On Saturday, September 28, 2024, Reliance Industries Ltd announced a significant development in the Indian entertainment landscape. The Ministry of Information and Broadcasting has granted approval for the transfer of non-news and current affairs TV channel licenses from Reliance’s Viacom18 Media Private Limited to Disney’s Star India Private Limited. This order, issued on Friday, September 27, 2024, comes with specific conditions set forth by the Competition Commission of India (CCI), signalling a step forward in the merger process between two industry giants.
This approval follows the CCI’s endorsement of a monumental merger worth over ₹70,000 crore (approximately $8.5 billion) that was announced on August 28, 2024. The merger is poised to create one of India’s largest streaming entities, amalgamating both television and digital platforms to boast a combined viewership exceeding 750 million across 120 television channels and two streaming services.
The merger was first introduced in a media release dated February 28, 2024, titled “Reliance and Disney Announce Strategic Joint Venture to Bring Together the Most Compelling and Engaging Entertainment Brands in India.” This ambitious partnership includes Reliance Industries Limited (RIL), Viacom18 Media Private Limited, and Digital18 Media Limited, alongside The Walt Disney Company’s Star India Private Limited and Star Television Productions Limited.
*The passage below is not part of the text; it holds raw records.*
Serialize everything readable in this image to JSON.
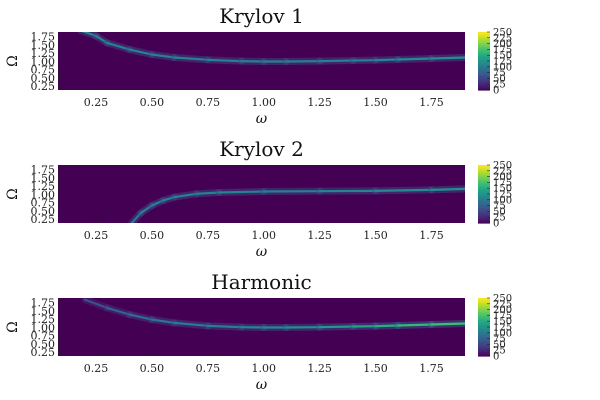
{
  "chart_data": [
    {
      "type": "heatmap",
      "title": "Krylov 1",
      "xlabel": "ω",
      "ylabel": "Ω",
      "xlim": [
        0.08,
        1.9
      ],
      "ylim": [
        0.15,
        1.9
      ],
      "xticks": [
        "0.25",
        "0.50",
        "0.75",
        "1.00",
        "1.25",
        "1.50",
        "1.75"
      ],
      "yticks": [
        "0.25",
        "0.50",
        "0.75",
        "1.00",
        "1.25",
        "1.50",
        "1.75"
      ],
      "colorbar": {
        "min": 0,
        "max": 250,
        "ticks": [
          "0",
          "25",
          "50",
          "75",
          "100",
          "125",
          "150",
          "175",
          "200",
          "225",
          "250"
        ],
        "colormap": "viridis"
      },
      "grid": false,
      "ridge": {
        "x": [
          0.18,
          0.25,
          0.3,
          0.4,
          0.5,
          0.6,
          0.75,
          0.9,
          1.0,
          1.1,
          1.25,
          1.4,
          1.5,
          1.6,
          1.75,
          1.9
        ],
        "y": [
          1.95,
          1.78,
          1.57,
          1.37,
          1.22,
          1.13,
          1.06,
          1.02,
          1.01,
          1.01,
          1.02,
          1.04,
          1.05,
          1.07,
          1.1,
          1.13
        ],
        "peak": [
          120,
          110,
          110,
          110,
          110,
          110,
          110,
          110,
          110,
          110,
          110,
          110,
          110,
          115,
          120,
          125
        ]
      }
    },
    {
      "type": "heatmap",
      "title": "Krylov 2",
      "xlabel": "ω",
      "ylabel": "Ω",
      "xlim": [
        0.08,
        1.9
      ],
      "ylim": [
        0.15,
        1.9
      ],
      "xticks": [
        "0.25",
        "0.50",
        "0.75",
        "1.00",
        "1.25",
        "1.50",
        "1.75"
      ],
      "yticks": [
        "0.25",
        "0.50",
        "0.75",
        "1.00",
        "1.25",
        "1.50",
        "1.75"
      ],
      "colorbar": {
        "min": 0,
        "max": 250,
        "ticks": [
          "0",
          "25",
          "50",
          "75",
          "100",
          "125",
          "150",
          "175",
          "200",
          "225",
          "250"
        ],
        "colormap": "viridis"
      },
      "grid": false,
      "ridge": {
        "x": [
          0.41,
          0.45,
          0.5,
          0.55,
          0.6,
          0.7,
          0.8,
          1.0,
          1.25,
          1.5,
          1.75,
          1.9
        ],
        "y": [
          0.15,
          0.45,
          0.68,
          0.83,
          0.93,
          1.03,
          1.07,
          1.1,
          1.11,
          1.12,
          1.15,
          1.18
        ],
        "peak": [
          100,
          105,
          110,
          110,
          110,
          110,
          110,
          110,
          110,
          115,
          120,
          125
        ]
      }
    },
    {
      "type": "heatmap",
      "title": "Harmonic",
      "xlabel": "ω",
      "ylabel": "Ω",
      "xlim": [
        0.08,
        1.9
      ],
      "ylim": [
        0.15,
        1.9
      ],
      "xticks": [
        "0.25",
        "0.50",
        "0.75",
        "1.00",
        "1.25",
        "1.50",
        "1.75"
      ],
      "yticks": [
        "0.25",
        "0.50",
        "0.75",
        "1.00",
        "1.25",
        "1.50",
        "1.75"
      ],
      "colorbar": {
        "min": 0,
        "max": 250,
        "ticks": [
          "0",
          "25",
          "50",
          "75",
          "100",
          "125",
          "150",
          "175",
          "200",
          "225",
          "250"
        ],
        "colormap": "viridis"
      },
      "grid": false,
      "ridge": {
        "x": [
          0.2,
          0.3,
          0.4,
          0.5,
          0.6,
          0.75,
          0.9,
          1.0,
          1.1,
          1.25,
          1.4,
          1.5,
          1.6,
          1.75,
          1.9
        ],
        "y": [
          1.85,
          1.6,
          1.4,
          1.25,
          1.15,
          1.06,
          1.02,
          1.01,
          1.01,
          1.02,
          1.04,
          1.05,
          1.07,
          1.1,
          1.13
        ],
        "peak": [
          50,
          70,
          85,
          95,
          100,
          105,
          110,
          115,
          120,
          130,
          140,
          150,
          160,
          170,
          175
        ]
      }
    }
  ]
}
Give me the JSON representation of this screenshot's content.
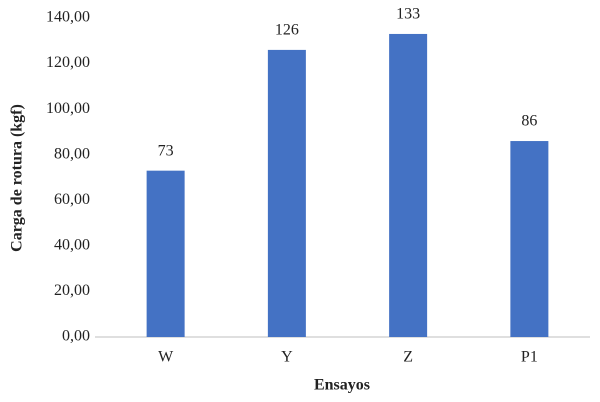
{
  "chart_data": {
    "type": "bar",
    "x_label": "Ensayos",
    "y_label": "Carga de rotura (kgf)",
    "categories": [
      "W",
      "Y",
      "Z",
      "P1"
    ],
    "values": [
      73,
      126,
      133,
      86
    ],
    "color": "#4472c4",
    "ylim": [
      0,
      140
    ],
    "yticks": [
      {
        "value": 0,
        "label": "0,00"
      },
      {
        "value": 20,
        "label": "20,00"
      },
      {
        "value": 40,
        "label": "40,00"
      },
      {
        "value": 60,
        "label": "60,00"
      },
      {
        "value": 80,
        "label": "80,00"
      },
      {
        "value": 100,
        "label": "100,00"
      },
      {
        "value": 120,
        "label": "120,00"
      },
      {
        "value": 140,
        "label": "140,00"
      }
    ],
    "grid": false
  }
}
Under the terms of the merger, Reliance will hold a significant 63.16% stake in the combined entity, while Walt Disney will control the remaining 36.84%. This strategic collaboration is anticipated to enhance their competitive edge against established players such as Netflix, Amazon Prime Video, and Sony Liv in the fast-evolving digital entertainment market.
The merger is expected to reshape the Indian entertainment ecosystem. By pooling resources and expertise, the new entity aims to deliver a wider array of engaging content, catering to diverse viewer preferences across genres. With a combined infrastructure of over 120 TV channels and two robust streaming services, audiences can look forward to enhanced programming and potentially more original content.
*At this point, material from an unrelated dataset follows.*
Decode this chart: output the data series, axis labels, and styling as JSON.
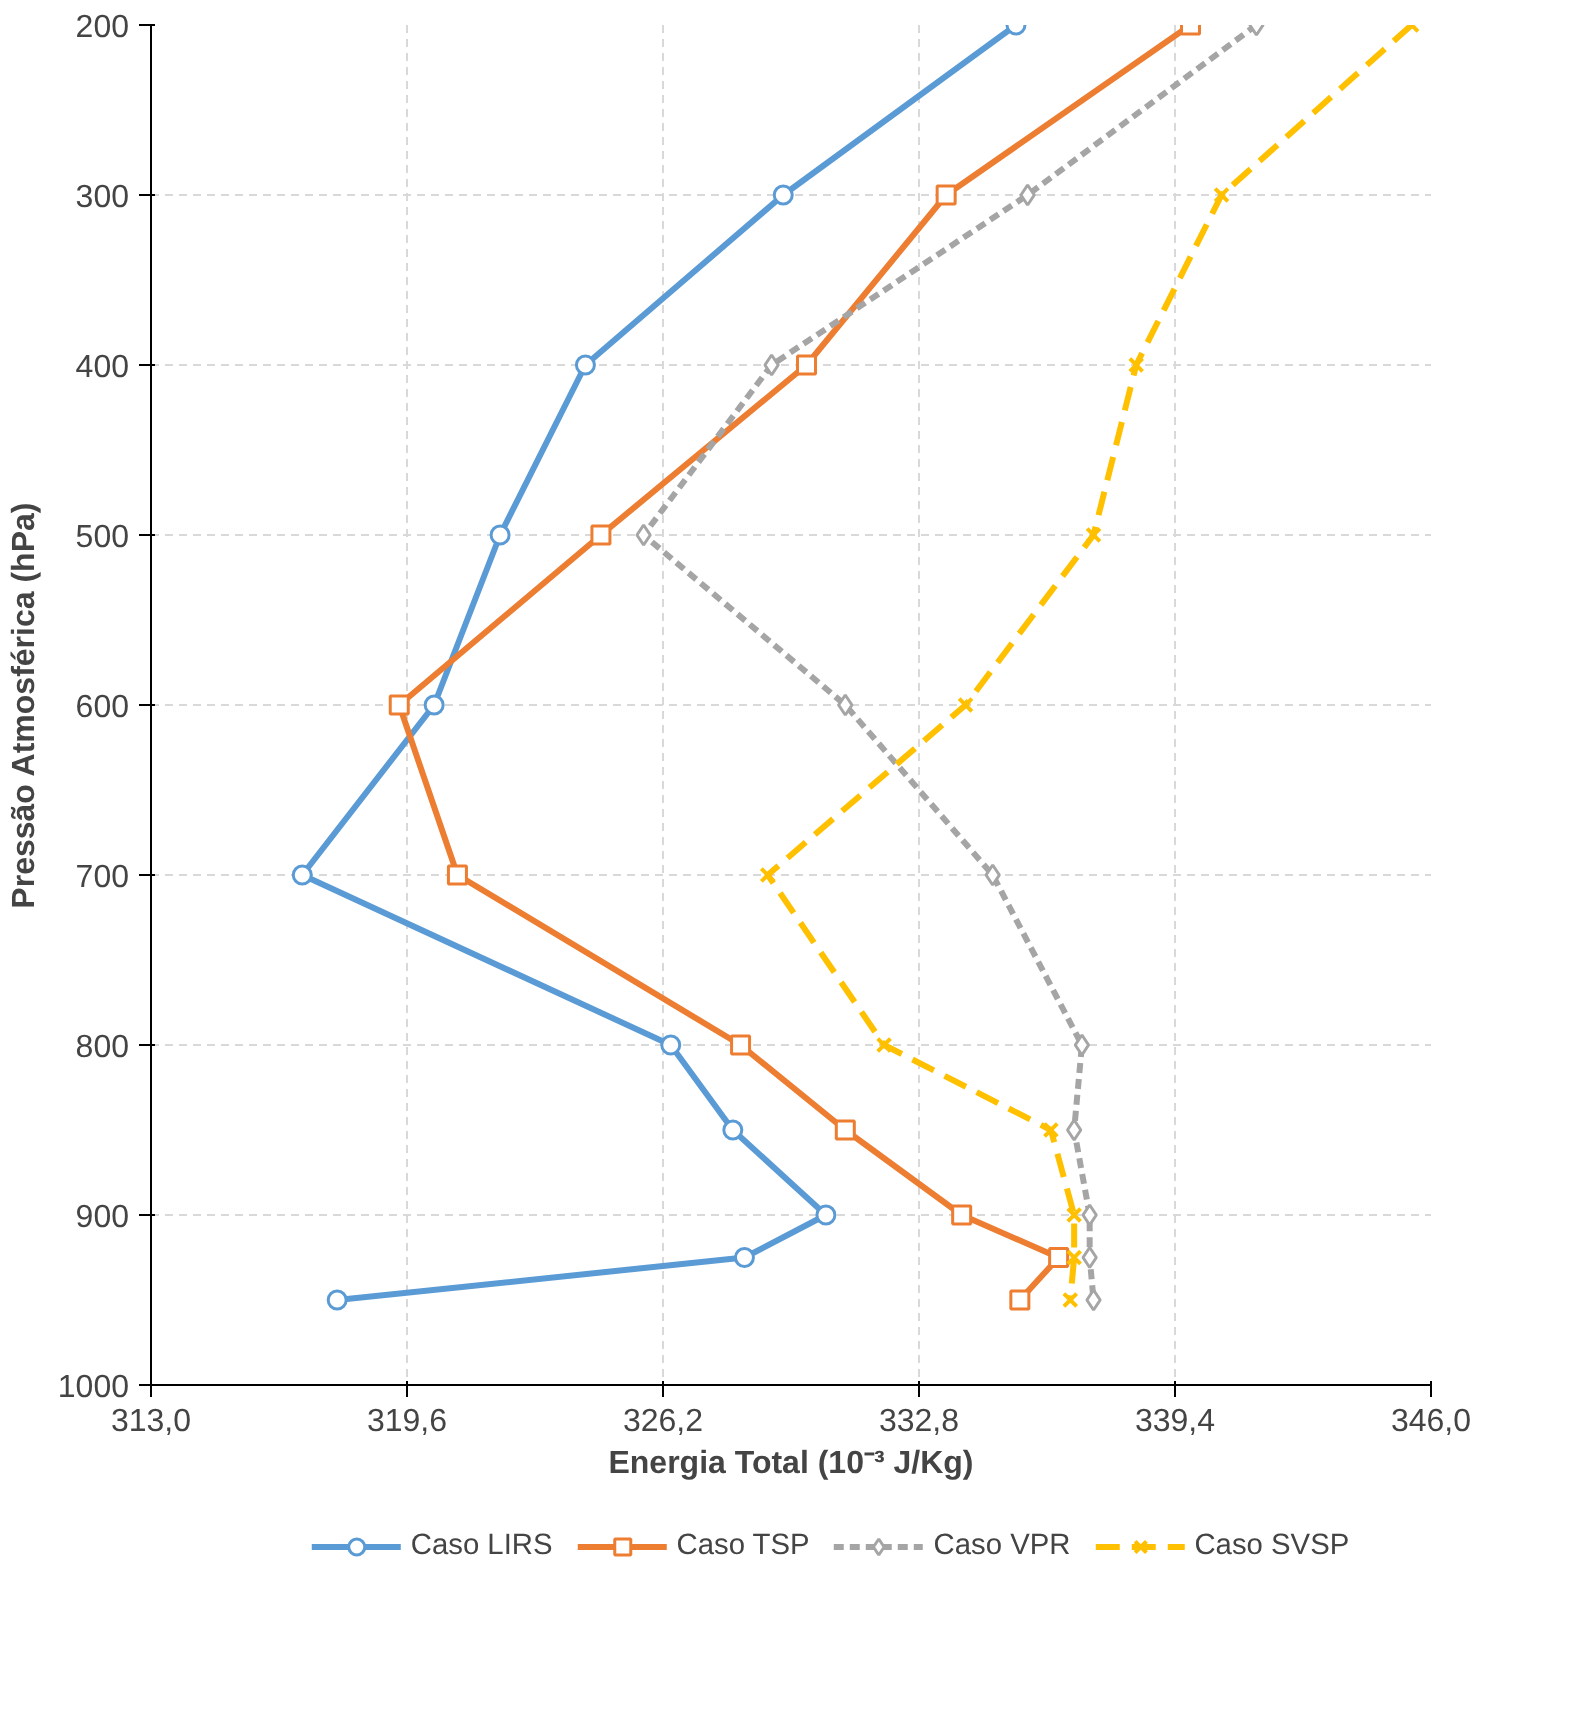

Moreover, this merger also holds significant implications for content creators and advertisers. As the new entity consolidates its position in the market, there is likely to be an influx of investment in content production, leading to new opportunities for local creators and storytellers. The combined platform could serve as a powerful vehicle for promoting regional content, thus enriching India’s rich tapestry of languages and cultures.
As the merger approaches completion, expected in the final quarter of 2024 or the first quarter of 2025, leadership roles within the newly formed entity have been defined. Nita Ambani, a prominent figure in Reliance’s corporate structure, is set to become the chairperson of the new organisation, bringing her extensive experience in brand management and strategic development. Uday Shankar, a former Walt Disney executive known for his innovative approach to media, will assume the role of vice chairperson. Their leadership is anticipated to drive the entity towards new heights of success in an increasingly competitive landscape.
The approval of the license transfer marks a pivotal moment in the evolution of India’s entertainment industry. With the merger of Reliance and Disney, the new entity is not only set to enhance viewer experience through a rich variety of content but also to redefine the competitive dynamics within the market. As Reliance Industries Ltd and The Walt Disney Company join forces, the entertainment landscape in India is on the brink of a transformative era that promises growth, innovation, and a wealth of choices for audiences across the nation.